Para o efeito comecemos por elencar os actos jurídicos praticados pelas partes no domínio do contrato de concessão.
Em primeiro lugar, a concedente deu por findo o contrato em 29.01.2001 reportados os efeitos ao termo da concessão em 04.08.2001 de acordo com o prazo e renovações contratuais estabelecidas na cláusula IV, alterado dos 10 anos iniciais para 20, contado do segundo contrato adicional de 04.08.1981, prazo prorrogável por períodos sucessivos de 10 anos cada – fls. 155/157 dos autos – matéria levada ao probatório na alínea F.
Em segundo lugar, através de comunicação de 02-08-2001 a concedente accionou o estipulado no nº 5 da cláusula XXVI que obriga a concessionária a “não abandonar a exploração no termo da concessão sem que esteja assegurada a continuidade do serviço”, matéria levada ao probatório na alínea G.
Por último, a deliberação de 13.12.2006 transcrita na alínea I do probatório.

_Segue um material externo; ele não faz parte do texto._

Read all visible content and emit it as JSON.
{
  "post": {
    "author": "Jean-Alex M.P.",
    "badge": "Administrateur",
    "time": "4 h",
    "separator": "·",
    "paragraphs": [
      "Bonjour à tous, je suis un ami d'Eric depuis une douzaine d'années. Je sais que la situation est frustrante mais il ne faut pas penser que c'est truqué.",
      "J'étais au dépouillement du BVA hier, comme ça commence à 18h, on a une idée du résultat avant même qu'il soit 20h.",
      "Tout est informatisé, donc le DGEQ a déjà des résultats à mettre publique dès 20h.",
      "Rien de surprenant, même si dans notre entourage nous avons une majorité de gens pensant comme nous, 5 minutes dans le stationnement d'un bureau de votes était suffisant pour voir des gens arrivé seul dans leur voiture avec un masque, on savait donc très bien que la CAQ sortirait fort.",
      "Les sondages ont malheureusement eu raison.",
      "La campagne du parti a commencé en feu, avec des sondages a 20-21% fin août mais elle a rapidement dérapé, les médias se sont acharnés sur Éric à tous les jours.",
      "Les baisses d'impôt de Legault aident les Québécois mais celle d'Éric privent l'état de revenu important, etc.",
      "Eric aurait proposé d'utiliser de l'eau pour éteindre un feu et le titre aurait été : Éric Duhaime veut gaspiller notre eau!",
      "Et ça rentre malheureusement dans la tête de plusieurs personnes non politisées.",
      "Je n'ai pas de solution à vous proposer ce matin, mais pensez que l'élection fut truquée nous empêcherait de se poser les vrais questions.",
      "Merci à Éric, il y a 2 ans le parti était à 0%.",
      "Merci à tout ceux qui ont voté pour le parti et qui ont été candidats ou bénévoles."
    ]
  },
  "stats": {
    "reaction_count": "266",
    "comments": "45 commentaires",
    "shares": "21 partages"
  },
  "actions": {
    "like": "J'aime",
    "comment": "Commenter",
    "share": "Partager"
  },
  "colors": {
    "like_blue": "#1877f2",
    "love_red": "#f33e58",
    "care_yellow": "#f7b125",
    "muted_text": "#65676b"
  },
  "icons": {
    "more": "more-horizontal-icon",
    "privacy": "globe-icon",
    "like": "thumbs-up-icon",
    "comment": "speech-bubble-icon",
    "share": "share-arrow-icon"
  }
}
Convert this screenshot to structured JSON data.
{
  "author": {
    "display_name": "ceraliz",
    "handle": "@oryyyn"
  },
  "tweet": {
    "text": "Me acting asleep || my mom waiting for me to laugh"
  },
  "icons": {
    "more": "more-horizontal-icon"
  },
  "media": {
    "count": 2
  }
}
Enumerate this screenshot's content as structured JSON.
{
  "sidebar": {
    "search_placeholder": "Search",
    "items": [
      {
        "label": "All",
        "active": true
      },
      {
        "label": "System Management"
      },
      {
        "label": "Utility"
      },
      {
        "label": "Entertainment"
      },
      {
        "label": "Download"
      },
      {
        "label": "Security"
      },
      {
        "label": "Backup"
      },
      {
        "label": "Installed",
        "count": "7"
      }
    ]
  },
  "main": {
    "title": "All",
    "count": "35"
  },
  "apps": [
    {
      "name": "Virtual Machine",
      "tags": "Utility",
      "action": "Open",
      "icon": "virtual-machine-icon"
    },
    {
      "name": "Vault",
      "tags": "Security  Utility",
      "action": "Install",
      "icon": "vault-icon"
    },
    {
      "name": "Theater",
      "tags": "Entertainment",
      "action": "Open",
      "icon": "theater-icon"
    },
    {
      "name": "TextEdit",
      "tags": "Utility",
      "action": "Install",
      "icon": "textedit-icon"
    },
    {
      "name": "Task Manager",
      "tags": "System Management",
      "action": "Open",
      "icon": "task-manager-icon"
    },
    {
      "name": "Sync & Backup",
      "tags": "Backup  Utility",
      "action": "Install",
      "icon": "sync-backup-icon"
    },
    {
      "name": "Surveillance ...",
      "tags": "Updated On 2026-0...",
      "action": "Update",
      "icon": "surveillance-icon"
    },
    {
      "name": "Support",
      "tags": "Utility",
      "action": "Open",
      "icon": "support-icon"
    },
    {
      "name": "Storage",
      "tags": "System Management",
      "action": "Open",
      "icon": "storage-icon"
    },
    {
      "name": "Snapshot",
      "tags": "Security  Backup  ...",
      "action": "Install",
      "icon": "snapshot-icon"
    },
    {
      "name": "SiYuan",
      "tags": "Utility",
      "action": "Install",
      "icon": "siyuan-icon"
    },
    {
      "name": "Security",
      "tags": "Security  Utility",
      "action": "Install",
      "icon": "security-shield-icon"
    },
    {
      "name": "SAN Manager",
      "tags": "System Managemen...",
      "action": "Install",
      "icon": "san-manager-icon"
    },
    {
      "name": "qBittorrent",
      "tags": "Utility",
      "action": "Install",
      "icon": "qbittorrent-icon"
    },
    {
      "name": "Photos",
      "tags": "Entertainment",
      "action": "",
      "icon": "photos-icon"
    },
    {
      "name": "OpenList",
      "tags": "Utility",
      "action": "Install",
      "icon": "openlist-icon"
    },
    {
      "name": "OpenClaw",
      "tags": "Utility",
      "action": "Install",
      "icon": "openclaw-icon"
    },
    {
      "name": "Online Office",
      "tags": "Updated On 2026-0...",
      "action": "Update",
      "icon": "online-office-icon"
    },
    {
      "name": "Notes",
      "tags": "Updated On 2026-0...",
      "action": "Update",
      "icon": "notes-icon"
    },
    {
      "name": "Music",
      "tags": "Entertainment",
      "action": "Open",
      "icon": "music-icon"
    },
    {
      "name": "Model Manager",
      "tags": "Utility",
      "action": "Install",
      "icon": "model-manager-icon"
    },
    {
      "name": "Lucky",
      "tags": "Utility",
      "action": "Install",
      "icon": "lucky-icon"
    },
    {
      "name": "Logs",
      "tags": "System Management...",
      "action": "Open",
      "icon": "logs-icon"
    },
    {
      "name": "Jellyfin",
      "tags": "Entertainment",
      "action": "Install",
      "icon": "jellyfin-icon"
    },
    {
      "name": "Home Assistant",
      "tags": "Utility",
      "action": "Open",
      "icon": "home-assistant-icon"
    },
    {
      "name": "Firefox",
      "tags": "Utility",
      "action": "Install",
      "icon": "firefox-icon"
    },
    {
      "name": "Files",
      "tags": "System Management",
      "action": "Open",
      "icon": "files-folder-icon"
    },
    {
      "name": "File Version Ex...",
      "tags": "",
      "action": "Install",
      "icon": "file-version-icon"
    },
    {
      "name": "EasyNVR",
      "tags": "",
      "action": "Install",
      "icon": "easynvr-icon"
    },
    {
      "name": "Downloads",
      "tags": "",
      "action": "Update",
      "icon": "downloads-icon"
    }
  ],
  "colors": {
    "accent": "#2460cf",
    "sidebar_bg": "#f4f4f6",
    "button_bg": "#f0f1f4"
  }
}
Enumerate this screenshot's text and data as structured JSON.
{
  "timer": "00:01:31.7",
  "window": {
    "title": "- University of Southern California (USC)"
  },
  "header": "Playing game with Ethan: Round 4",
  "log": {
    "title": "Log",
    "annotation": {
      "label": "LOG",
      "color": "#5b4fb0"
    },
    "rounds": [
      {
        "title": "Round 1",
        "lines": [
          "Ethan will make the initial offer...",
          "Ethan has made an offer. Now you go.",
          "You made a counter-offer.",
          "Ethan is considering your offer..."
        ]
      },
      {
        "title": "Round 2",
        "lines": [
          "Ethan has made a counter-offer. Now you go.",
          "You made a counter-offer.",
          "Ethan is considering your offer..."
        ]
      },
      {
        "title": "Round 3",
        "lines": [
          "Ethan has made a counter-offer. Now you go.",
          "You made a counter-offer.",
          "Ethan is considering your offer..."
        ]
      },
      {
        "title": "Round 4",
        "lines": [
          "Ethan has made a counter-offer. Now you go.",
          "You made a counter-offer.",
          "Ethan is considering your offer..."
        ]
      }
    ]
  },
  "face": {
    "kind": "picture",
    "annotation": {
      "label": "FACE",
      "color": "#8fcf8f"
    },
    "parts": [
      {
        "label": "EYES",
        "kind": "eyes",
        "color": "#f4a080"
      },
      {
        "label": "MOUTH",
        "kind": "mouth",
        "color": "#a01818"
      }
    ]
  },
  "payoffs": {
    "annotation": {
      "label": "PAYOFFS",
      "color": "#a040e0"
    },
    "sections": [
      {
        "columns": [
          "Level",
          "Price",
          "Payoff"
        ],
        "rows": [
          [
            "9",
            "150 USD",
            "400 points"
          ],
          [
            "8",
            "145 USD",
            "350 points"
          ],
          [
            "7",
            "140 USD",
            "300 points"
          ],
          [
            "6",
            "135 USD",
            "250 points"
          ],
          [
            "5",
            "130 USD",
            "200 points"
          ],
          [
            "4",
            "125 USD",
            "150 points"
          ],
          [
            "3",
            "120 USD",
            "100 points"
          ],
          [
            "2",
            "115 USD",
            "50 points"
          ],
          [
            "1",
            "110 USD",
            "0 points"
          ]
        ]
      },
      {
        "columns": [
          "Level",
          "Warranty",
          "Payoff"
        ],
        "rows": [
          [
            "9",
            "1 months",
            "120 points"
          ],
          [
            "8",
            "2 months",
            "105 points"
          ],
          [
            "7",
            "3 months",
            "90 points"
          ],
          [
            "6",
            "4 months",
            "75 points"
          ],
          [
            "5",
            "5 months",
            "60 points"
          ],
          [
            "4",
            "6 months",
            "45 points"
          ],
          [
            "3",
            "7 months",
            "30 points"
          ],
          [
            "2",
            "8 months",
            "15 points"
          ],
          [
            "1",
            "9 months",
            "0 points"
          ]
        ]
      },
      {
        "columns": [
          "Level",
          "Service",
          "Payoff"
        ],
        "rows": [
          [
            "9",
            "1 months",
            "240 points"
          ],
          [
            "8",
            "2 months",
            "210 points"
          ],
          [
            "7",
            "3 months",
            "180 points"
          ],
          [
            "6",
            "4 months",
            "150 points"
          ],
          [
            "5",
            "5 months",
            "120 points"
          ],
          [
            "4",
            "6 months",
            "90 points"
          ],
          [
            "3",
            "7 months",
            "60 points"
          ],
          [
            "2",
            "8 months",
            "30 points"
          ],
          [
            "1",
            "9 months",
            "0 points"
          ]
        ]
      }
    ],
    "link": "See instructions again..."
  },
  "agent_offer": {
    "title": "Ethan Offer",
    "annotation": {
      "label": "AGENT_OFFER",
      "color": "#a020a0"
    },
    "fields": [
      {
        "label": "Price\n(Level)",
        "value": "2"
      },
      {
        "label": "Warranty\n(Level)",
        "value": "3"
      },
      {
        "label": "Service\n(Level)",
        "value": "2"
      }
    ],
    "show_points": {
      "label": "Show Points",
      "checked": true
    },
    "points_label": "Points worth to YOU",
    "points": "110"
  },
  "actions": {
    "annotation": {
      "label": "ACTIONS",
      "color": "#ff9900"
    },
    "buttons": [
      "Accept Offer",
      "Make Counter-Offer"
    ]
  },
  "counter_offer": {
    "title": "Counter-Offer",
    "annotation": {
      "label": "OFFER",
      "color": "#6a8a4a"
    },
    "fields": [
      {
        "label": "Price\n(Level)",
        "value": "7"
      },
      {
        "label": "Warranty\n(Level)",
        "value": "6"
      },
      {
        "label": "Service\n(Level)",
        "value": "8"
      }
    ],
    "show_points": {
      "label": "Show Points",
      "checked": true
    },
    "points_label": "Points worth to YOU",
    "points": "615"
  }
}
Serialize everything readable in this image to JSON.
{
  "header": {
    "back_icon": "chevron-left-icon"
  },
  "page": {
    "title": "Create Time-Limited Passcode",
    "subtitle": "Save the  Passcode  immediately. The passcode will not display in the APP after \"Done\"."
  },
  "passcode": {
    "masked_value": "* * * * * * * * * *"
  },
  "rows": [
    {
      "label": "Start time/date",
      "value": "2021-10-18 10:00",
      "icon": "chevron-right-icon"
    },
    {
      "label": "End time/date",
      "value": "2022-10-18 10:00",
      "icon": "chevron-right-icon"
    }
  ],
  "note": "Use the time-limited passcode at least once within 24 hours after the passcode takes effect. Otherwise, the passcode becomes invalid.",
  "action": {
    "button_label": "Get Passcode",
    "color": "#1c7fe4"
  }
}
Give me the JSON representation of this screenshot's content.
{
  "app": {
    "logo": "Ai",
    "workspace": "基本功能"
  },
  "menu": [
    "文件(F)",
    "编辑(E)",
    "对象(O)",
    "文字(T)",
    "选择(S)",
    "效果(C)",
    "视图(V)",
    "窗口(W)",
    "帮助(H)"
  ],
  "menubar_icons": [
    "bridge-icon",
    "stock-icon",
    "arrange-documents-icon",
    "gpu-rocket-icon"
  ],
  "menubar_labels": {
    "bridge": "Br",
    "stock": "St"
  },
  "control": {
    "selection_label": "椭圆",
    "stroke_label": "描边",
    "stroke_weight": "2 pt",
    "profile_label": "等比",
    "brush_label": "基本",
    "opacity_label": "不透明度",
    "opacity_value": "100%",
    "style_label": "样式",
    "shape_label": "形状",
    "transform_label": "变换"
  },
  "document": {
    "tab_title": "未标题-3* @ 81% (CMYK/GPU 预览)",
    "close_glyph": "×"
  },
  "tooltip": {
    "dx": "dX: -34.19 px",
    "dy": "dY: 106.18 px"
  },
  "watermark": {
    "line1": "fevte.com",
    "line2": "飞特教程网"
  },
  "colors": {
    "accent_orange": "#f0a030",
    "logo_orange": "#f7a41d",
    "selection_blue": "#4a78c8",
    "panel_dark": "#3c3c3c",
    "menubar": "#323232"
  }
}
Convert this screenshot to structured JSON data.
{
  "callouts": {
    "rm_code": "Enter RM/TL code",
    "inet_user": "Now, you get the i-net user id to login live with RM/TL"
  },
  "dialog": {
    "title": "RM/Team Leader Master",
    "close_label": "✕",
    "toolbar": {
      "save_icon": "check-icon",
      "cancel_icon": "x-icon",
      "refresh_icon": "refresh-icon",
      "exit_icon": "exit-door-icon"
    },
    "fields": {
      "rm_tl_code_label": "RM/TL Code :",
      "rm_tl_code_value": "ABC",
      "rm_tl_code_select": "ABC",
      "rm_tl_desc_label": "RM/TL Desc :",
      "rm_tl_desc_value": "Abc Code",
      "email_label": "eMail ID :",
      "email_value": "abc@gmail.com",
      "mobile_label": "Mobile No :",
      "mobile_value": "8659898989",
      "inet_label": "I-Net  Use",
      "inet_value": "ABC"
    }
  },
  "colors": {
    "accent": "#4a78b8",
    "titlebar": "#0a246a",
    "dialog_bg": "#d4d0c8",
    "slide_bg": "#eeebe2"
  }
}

3. princípio da continuidade dos serviços públicos; cláusula XXVI nºs 1, 2 e 5 do contrato de concessão;

A deliberação de 13.12.2006 tem como fonte contratual a cláusula XXVI nº 5 que, por sua vez, tem por base de legalidade o princípio da continuidade dos serviços públicos, pela qual a concessionária Transado, SA se constituiu na obrigação de assegurar a continuidade do objecto da concessão para além do termo do contrato verificado em 2001-08-04, cláusula que foi accionada pela APSS, SA por ofício de 2001-08-02 e a que pôs termo precisamente por esta deliberação de 13.12.2006, dando, assim, por terminada a obrigação da concessionária de manutenção da ligação fluvial Setúbal/Tróia para além do termo da concessão.
Além da cessação do prosseguimento do serviço de ligação fluvial Setúbal/Tróia, a ora Recorrida Transado, SA controverte também o modo de execução da previsão contratual de reversão de bens constitutivos da concessão para a entidade pública concedente no termo do prazo da concessão – expressa na cláusula XXVI nºs. 1 e 2 que procede à descrição dos ditos bens por referência de espécie, vd. alínea D do probatório - reversão antecedida pela posse administrativa dos mesmos formalizada com o arrolamento dos bens em auto ad perpetuam rei memoriam, isto é, ficando específicamente descritos para memória e efeitos futuros.
Na primeira parte aqui referida, a deliberação de 13.12.2006, ora impugnada, configura um acto jurídico no âmbito da relação contratual concessória que dá execução ao contrato no domínio dos efeitos jurídicos estabelecidos na cláusula XXVI nº 5, por meio da qual as partes contratantes regularam um aspecto concreto relacionado com o termo da concessão, a saber, assegurar o interesse público da ligação fluvial das duas margens do Sado
, entre Setúbal e Tróia, materializado no objecto do negócio concessório e cuja execução foi transferida pela entidade pública para o particular através da celebração do contrato em causa, ou seja, trata-se de um acto negocial.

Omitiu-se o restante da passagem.